Action and use
Antidiarrhoeal.
Preparations
Kaolin Mixture
Kaolin and Morphine Mixture
When Kaolin or Light Kaolin is prescribed or demanded, Light Kaolin shall be dispensed or supplied unless it is ascertained that Light Kaolin (Natural) is required.
DEFINITION
Light Kaolin is a native hydrated aluminium silicate, freed from most of its impurities by elutriation and dried.
It contains a suitable dispersing agent.
CHARACTERISTICS
A light, white powder free from gritty particles; odourless or almost odourless; unctuous.
Practically insoluble in water and in mineral acids.
IDENTIFICATION
A. To 0.5 g in a metal crucible add 1 g of potassium nitrate and 3 g of sodium carbonate and heat until the mixture melts. Allow to cool. To the residue add 20 mL of boiling water, mix and filter. Wash the residue with 50 mL of water, add to the residue 1 mL of hydrochloric acid and 5 mL of water, mix and filter. To the filtrate add 1 mL of strong sodium hydroxide solution, filter and add to the filtrate 3 mL of ammonium chloride solution. A gelatinous white precipitate is produced.

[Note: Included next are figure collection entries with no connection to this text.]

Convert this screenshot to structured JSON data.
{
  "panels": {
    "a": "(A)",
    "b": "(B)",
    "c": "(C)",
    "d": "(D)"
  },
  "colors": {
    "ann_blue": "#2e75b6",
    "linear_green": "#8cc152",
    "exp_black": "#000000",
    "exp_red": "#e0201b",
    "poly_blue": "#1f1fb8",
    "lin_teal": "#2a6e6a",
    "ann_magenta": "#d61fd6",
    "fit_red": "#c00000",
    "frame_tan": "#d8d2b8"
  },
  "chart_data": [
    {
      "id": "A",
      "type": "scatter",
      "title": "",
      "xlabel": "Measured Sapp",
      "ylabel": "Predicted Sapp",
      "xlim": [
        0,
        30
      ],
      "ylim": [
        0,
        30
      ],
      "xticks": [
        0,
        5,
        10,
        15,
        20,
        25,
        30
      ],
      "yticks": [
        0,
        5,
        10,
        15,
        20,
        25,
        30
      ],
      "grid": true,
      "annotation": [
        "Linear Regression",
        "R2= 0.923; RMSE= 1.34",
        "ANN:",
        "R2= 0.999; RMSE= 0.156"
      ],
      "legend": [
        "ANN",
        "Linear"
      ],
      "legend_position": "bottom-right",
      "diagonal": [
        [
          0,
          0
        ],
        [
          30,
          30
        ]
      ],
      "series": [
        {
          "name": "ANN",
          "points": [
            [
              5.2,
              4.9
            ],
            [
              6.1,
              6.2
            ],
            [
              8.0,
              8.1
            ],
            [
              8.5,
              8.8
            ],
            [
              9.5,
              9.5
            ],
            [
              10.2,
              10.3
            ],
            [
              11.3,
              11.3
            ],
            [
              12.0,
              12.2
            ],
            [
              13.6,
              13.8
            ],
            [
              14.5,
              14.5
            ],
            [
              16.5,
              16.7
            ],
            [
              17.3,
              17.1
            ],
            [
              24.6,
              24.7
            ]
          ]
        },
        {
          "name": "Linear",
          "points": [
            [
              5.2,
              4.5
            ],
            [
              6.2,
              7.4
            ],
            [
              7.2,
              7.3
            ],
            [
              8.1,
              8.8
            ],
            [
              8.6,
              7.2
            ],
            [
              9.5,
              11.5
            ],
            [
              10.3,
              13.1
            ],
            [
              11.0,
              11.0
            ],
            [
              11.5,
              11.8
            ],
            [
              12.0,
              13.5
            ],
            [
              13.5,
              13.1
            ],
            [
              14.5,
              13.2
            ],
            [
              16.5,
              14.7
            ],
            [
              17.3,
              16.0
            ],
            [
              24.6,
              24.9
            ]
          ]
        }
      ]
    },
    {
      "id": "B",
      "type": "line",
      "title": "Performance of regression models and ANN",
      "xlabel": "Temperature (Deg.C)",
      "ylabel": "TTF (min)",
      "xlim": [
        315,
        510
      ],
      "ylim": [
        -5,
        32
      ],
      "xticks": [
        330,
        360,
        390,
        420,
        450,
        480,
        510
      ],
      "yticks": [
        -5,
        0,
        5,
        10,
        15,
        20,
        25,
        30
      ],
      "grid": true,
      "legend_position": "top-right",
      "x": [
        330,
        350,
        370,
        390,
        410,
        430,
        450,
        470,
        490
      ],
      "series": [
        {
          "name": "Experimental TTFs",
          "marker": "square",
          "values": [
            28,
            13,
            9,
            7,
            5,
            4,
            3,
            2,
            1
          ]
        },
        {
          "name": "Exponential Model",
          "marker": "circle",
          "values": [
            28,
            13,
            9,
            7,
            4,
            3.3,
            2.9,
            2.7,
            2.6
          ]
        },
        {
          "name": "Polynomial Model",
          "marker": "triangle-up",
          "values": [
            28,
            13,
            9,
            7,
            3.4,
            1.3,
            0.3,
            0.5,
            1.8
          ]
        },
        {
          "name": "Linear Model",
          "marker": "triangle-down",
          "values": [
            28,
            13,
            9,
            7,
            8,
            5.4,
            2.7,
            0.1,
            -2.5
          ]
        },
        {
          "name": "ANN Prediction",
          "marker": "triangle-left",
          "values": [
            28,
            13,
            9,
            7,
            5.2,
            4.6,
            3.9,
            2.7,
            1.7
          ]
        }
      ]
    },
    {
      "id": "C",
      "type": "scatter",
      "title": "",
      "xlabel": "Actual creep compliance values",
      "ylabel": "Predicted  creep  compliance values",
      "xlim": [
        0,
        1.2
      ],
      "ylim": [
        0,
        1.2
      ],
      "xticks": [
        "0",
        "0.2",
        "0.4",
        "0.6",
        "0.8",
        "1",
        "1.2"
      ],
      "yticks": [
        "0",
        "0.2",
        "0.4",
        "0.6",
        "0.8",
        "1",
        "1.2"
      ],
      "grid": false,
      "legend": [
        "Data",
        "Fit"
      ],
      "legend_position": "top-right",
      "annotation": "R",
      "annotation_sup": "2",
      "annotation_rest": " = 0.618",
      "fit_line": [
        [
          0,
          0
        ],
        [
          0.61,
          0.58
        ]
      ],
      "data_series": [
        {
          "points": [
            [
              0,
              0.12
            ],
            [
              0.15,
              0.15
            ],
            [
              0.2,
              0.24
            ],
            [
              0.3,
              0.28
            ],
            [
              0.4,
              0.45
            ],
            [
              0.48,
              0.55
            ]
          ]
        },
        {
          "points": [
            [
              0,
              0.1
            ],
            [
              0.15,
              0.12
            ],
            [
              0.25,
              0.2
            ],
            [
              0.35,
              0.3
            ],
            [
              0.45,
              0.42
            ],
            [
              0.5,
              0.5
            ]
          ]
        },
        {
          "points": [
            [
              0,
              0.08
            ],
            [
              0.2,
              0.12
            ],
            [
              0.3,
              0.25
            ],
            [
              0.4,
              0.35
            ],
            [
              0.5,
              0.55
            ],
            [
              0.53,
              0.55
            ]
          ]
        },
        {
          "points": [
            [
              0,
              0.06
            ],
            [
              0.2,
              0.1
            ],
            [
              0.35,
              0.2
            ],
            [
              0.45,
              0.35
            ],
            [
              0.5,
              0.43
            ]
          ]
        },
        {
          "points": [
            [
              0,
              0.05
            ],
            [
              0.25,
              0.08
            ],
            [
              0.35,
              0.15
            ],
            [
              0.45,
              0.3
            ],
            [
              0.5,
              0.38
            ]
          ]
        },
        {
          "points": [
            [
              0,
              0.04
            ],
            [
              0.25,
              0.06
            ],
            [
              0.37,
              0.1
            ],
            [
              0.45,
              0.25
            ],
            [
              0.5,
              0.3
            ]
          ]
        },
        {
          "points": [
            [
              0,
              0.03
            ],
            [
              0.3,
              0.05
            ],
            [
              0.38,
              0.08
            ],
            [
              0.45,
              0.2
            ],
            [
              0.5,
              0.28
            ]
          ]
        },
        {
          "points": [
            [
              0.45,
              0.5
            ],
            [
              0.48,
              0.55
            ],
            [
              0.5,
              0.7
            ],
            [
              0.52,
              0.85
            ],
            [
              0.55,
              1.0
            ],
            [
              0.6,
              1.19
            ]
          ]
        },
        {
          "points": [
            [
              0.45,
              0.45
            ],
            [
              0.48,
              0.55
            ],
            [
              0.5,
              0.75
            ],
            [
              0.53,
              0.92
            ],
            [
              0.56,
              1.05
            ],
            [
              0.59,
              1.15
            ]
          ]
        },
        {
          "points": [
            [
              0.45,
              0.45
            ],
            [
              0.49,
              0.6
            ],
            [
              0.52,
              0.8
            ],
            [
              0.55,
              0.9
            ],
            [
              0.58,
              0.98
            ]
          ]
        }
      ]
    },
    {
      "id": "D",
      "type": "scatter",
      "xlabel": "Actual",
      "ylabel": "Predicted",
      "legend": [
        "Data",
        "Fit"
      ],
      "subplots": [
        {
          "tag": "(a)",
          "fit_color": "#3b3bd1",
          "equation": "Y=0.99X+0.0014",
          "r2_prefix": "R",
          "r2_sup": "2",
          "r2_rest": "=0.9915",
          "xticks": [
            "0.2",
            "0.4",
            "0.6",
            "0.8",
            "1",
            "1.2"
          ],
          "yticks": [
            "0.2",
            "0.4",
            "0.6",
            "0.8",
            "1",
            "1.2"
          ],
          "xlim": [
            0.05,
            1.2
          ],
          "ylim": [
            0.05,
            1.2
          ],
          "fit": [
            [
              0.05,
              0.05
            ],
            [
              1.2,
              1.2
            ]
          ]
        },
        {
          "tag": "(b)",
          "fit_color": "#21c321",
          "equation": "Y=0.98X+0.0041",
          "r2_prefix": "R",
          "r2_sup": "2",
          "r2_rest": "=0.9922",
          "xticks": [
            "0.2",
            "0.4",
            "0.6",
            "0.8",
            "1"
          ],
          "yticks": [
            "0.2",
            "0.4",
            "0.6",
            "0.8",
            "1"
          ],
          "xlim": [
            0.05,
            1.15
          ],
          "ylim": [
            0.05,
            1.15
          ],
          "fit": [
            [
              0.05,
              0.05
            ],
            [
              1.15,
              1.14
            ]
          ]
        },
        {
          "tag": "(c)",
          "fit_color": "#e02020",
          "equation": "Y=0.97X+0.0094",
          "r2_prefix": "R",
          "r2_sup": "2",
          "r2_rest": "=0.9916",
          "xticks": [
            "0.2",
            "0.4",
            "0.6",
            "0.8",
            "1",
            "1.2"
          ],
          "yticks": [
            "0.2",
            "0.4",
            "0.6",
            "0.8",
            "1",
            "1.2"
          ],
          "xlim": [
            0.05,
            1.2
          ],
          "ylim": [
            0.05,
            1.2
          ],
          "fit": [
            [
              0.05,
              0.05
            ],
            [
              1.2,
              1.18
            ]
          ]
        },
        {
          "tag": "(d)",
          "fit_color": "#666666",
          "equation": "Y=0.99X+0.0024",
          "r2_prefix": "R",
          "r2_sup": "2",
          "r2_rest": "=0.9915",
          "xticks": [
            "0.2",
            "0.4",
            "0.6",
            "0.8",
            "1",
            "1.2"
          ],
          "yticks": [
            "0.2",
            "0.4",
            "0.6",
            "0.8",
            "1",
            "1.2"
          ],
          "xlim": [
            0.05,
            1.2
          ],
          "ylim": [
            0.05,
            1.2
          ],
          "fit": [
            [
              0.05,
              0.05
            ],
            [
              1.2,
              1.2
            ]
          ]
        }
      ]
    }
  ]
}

B. 0.25 g yields the reaction characteristic of silicates, Appendix VI.
C. Triturate 2 g with 2 mL of water. The resulting mixture flows.
TESTS
Coarse particles
Transfer 5 g to a stoppered cylinder (about 16 cm × 35 mm), add 60 mL of a 1% w/v solution of sodium pyrophosphate, shake thoroughly and allow to stand for 5 minutes. Using a pipette, withdraw 50 mL from a point about 5 cm below the surface of the liquid. To the remaining liquid add 50 mL of water, shake, allow to stand for 5 minutes and withdraw 50 mL in the same manner as before. Repeat the operation until a total of 400 mL of suspension has been withdrawn under the prescribed conditions. Transfer the remainder to an evaporating dish and evaporate to dryness on a water bath. The residue, after drying at 105°, weighs not more than 25 mg.
Fine particles
Disperse 5 g in 250 mL of water by shaking vigorously for 2 minutes in a stoppered flask, pour immediately into a glass cylinder 5 cm in diameter and transfer 20 mL to a glass dish using a pipette. Evaporate to dryness and dry to constant weight at 105°. Allow the remainder of the suspension to stand for 4 hours at 20° and withdraw a second 20 mL portion using a pipette with its tip exactly 5 cm below the surface and without disturbing the sediment. Transfer the second portion to a glass dish, evaporate to dryness and dry to constant weight at 105°. The weight of the residue from the second portion is not less than 70% of the weight of the residue from the first portion.
Arsenic
0.50 g dispersed in 25 mL of water complies with the limit test for arsenic, Appendix VII (2 ppm).
Chloride
Boil 1.0 g with 80 mL of water and 20 mL of 2M nitric acid under a reflux condenser for 5 minutes, cool and filter. 15 mL of the filtrate complies with the limit test for chlorides, Appendix VII (330 ppm).
Loss on drying
When dried to constant weight at 105°, loses not more than 1.5% of its weight. Use 1 g.
Loss on ignition
When ignited at 600°, loses not more than 15.0% of its weight. Use 1 g.
Soluble matter
Boil 2 g with 100 mL of 0.2M hydrochloric acid under a reflux condenser for 5 minutes, cool, filter and evaporate 50 mL of the filtrate to dryness. The residue, after ignition at about 600° for 30 minutes, weighs not more than 10 mg.